Warten wir nicht 170 Jahre!

Wir alle kennen das Problem: Frauen sind in Führungs- und Entscheidungspositionen nach wie vor unterrepräsentiert, in Kontrollgremien sind sie rar und auf wichtigen Podien kaum präsent.

Und wir alle kennen die Zahlen dazu: Zwar sind 54,6% der Abiturienten weiblich und auch beim Hochschulabschluss haben Frauen die Nase vorn, doch werden bloß 21,4% der Führungspositionen in Deutschland von Frauen besetzt, der Anteil weiblicher Aufsichtsräte der Top-200-Unternehmen in Deutschland beträgt 18,4%, derjenige weiblicher Vorstandsmitglieder liegt bei 6,3%. Auch als Unternehmensgründerinnen sind Frauen gegenüber Männern in der Minderheit.

Wir leben im 21. Jahrhundert. Gesetzlich ist die Gleichberechtigung zwischen Mann und Frau längst festgeschrieben.

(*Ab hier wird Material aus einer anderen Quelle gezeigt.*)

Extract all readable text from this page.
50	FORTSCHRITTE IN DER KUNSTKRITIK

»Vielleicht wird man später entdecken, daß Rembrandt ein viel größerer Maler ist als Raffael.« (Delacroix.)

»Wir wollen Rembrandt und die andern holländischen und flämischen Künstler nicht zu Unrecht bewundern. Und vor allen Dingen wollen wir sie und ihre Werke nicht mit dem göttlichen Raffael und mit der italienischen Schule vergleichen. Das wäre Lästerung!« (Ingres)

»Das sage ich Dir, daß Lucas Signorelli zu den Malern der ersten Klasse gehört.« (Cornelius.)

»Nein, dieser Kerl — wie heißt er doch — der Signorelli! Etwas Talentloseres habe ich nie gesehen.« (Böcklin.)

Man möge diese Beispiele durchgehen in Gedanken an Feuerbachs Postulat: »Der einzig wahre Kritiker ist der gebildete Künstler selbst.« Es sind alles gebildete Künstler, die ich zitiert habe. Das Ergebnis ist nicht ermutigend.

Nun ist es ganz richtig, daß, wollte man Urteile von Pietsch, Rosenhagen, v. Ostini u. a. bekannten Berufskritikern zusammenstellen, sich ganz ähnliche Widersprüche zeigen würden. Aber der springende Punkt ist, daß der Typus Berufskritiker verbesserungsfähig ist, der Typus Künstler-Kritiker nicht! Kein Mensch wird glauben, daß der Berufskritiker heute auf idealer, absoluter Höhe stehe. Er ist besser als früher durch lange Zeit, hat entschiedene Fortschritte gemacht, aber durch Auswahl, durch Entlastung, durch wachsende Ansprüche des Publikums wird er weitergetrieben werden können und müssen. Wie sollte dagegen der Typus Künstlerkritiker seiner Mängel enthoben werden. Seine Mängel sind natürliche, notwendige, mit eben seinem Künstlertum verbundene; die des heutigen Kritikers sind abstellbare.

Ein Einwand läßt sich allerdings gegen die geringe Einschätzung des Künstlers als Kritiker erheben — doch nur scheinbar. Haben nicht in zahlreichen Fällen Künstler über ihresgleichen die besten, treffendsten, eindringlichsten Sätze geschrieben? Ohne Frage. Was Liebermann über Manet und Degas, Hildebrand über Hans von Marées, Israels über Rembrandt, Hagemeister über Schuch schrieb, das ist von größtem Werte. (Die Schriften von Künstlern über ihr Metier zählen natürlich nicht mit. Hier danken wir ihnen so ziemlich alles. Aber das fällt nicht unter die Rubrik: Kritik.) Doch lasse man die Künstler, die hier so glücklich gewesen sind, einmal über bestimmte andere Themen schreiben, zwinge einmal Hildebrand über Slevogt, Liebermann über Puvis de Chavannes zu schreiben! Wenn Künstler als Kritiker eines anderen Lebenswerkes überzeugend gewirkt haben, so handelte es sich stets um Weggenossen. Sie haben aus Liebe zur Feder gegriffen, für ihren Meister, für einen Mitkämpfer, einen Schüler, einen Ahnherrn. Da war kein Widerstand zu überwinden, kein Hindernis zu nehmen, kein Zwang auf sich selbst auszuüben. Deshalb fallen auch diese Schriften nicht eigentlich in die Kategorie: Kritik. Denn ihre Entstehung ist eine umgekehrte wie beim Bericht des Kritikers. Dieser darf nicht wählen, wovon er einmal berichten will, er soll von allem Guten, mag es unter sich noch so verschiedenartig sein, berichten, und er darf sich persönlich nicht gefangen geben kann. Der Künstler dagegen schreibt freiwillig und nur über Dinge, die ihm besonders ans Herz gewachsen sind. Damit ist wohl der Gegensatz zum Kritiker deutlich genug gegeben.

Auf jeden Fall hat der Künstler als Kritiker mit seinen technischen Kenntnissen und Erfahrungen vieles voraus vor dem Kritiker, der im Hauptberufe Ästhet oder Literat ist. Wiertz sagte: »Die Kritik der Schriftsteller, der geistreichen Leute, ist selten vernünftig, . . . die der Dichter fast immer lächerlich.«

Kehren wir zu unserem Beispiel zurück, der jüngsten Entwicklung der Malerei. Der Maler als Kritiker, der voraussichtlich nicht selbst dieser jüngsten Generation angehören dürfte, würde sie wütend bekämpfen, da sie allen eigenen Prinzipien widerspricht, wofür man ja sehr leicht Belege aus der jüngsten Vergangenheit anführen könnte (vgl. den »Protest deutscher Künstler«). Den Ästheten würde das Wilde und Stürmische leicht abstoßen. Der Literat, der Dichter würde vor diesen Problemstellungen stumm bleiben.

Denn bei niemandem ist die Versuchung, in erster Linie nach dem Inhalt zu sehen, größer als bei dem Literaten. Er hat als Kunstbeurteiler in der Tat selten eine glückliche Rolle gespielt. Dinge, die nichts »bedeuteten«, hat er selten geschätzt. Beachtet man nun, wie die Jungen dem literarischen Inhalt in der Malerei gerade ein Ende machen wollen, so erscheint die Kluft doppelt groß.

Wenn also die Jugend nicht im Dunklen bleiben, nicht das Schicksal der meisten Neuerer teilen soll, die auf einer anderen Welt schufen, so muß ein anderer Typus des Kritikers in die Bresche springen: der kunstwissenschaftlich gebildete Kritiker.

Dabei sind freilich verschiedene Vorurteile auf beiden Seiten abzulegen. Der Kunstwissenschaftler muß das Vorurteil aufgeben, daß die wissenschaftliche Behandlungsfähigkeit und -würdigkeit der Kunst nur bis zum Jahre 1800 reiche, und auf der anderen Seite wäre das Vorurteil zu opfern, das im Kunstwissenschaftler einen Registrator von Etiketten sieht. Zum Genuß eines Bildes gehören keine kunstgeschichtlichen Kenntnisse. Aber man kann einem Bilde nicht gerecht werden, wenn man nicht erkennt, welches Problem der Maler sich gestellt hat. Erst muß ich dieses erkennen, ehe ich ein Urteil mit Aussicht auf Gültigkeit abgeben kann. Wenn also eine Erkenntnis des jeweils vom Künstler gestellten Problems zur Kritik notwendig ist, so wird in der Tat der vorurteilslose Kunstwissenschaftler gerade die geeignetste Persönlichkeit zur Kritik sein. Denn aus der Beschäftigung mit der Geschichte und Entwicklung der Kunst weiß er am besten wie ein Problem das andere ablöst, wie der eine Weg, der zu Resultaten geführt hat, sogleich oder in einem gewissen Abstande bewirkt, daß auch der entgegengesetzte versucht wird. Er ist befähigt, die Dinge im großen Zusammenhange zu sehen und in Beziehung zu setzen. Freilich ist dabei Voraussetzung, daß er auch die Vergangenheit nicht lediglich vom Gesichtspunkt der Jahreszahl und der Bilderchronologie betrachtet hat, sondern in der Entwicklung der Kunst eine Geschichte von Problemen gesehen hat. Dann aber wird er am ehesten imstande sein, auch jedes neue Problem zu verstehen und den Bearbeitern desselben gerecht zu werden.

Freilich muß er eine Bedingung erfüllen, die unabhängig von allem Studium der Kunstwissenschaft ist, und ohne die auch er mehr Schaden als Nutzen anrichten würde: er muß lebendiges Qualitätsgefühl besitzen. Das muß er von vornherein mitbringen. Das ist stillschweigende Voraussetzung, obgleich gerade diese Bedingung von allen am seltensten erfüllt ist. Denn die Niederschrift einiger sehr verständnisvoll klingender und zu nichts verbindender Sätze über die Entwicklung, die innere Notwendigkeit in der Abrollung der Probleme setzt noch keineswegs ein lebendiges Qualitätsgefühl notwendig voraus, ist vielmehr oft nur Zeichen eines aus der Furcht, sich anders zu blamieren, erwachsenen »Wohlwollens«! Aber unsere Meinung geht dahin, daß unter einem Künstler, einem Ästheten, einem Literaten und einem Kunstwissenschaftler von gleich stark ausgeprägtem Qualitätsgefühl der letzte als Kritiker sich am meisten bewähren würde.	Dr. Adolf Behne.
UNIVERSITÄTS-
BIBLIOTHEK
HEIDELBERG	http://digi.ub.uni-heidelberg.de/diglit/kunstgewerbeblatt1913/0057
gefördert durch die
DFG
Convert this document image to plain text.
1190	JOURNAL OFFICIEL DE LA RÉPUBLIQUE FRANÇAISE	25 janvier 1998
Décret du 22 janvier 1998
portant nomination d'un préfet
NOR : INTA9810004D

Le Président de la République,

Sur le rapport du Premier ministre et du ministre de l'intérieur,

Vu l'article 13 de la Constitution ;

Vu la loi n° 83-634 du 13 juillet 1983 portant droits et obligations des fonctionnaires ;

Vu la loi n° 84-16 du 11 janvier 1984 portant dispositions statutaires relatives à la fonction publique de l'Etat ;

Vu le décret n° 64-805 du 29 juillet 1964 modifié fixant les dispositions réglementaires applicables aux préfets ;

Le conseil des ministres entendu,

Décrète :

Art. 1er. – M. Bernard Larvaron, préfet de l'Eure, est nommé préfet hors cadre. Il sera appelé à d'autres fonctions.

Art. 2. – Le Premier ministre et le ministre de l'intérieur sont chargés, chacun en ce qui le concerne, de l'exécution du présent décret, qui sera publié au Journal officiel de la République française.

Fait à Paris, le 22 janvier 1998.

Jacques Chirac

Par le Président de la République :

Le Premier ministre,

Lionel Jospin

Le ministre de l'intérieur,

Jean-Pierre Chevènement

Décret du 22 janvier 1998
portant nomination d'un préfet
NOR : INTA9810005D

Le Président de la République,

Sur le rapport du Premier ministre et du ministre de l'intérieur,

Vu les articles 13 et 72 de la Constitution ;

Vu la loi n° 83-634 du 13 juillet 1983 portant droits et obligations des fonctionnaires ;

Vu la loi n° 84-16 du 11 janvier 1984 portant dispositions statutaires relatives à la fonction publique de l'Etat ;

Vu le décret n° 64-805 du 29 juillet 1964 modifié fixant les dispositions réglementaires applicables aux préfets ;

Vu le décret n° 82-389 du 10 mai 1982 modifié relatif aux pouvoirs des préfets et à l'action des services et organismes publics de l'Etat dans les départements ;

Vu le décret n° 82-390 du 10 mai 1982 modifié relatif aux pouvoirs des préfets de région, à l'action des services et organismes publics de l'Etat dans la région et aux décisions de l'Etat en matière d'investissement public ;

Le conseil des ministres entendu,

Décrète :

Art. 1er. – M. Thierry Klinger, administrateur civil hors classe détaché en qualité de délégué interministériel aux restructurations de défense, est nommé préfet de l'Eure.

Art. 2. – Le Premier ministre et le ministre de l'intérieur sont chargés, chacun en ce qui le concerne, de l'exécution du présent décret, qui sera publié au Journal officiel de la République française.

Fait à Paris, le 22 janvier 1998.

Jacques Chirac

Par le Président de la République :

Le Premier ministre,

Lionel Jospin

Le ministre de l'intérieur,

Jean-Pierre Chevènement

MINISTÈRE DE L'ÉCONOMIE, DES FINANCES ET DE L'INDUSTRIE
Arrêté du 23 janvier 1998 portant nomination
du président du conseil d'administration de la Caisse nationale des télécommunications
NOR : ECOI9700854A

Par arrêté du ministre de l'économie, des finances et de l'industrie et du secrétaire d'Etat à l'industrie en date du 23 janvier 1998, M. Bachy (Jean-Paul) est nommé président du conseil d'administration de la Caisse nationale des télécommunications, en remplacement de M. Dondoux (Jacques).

Deshalb sind wir geneigt, das Problem kleinzureden: „Frauen können alles erreichen, was Männer auch können, wenn sie wollen. Vielleicht wollen sie nicht.“ Aber im Grunde wissen wir, dass wir es uns damit zu einfach machen. Laut dem aktuellen „Global Gender Gap Report“ des Weltwirtschaftsforums liegt Deutschland derzeit weltweit auf Platz 13. Gemäß dem Bericht hat Deutschland die Lücke zwischen Mann und Frau, die in den verschiedenen Lebensbereichen Bildung, Gesundheit und Überlebenschancen, politische Teilhabe und wirtschaftliche Chancen besteht, zu 76% geschlossen. Bei den wirtschaftlichen Chancen allerdings liegt Deutschland im internationalen Vergleich auf Platz 57! Neben den eingangs genannten Zahlen ist die Lohnungleichheit ein weiterer Grund für dieses schlechte Ergebnis. Außerdem werden Frauen im Berufsleben nicht als gleichberechtigte Partner ernst genommen und Führung wird nach wie vor mit den typisch „männlichen Eigenschaften“ wie Dominanz, Kontrolle, Selbstsicherheit oder Egoismus assoziiert. Und genau da müssen wir ansetzen, bei den stereotypen Geschlechterbildern, die in unseren Köpfen – bewusst oder unbewusst – noch immer vorherrschen.

überlegen

Das Problem ist also kein persönliches.

Es geht nicht um verletzten Stolz oder gekränkte Ehre. Das Problem ist ein gesellschaftliches und damit ein wirtschaftliches und politisches. Denn es geht um Geld: Der Staat investiert Milliarden in die Ausbildung von Frauen, kann von dieser Investition allerdings nicht profitieren. Es geht um die Verschwendung von Ressourcen: Statt das Potenzial gut ausgebildeter Frauen zu nutzen, rekrutieren wir hochqualifizierte Fachkräfte aus dem Ausland. Es geht – wenn man die Sache in einem größeren Kontext betrachtet – um die Belastung unseres Sozialsystems: Frauen sind aufgrund des geringeren Einkommens oder von Erwerbsunterbrüchen im Falle von Mutterschaft im Alter weniger gut abgesichert und deshalb stärker armutsgefährdet. Und es geht um einen Verlust an Wissen und Knowhow durch eine zusätzliche, nämlich weibliche Perspektive.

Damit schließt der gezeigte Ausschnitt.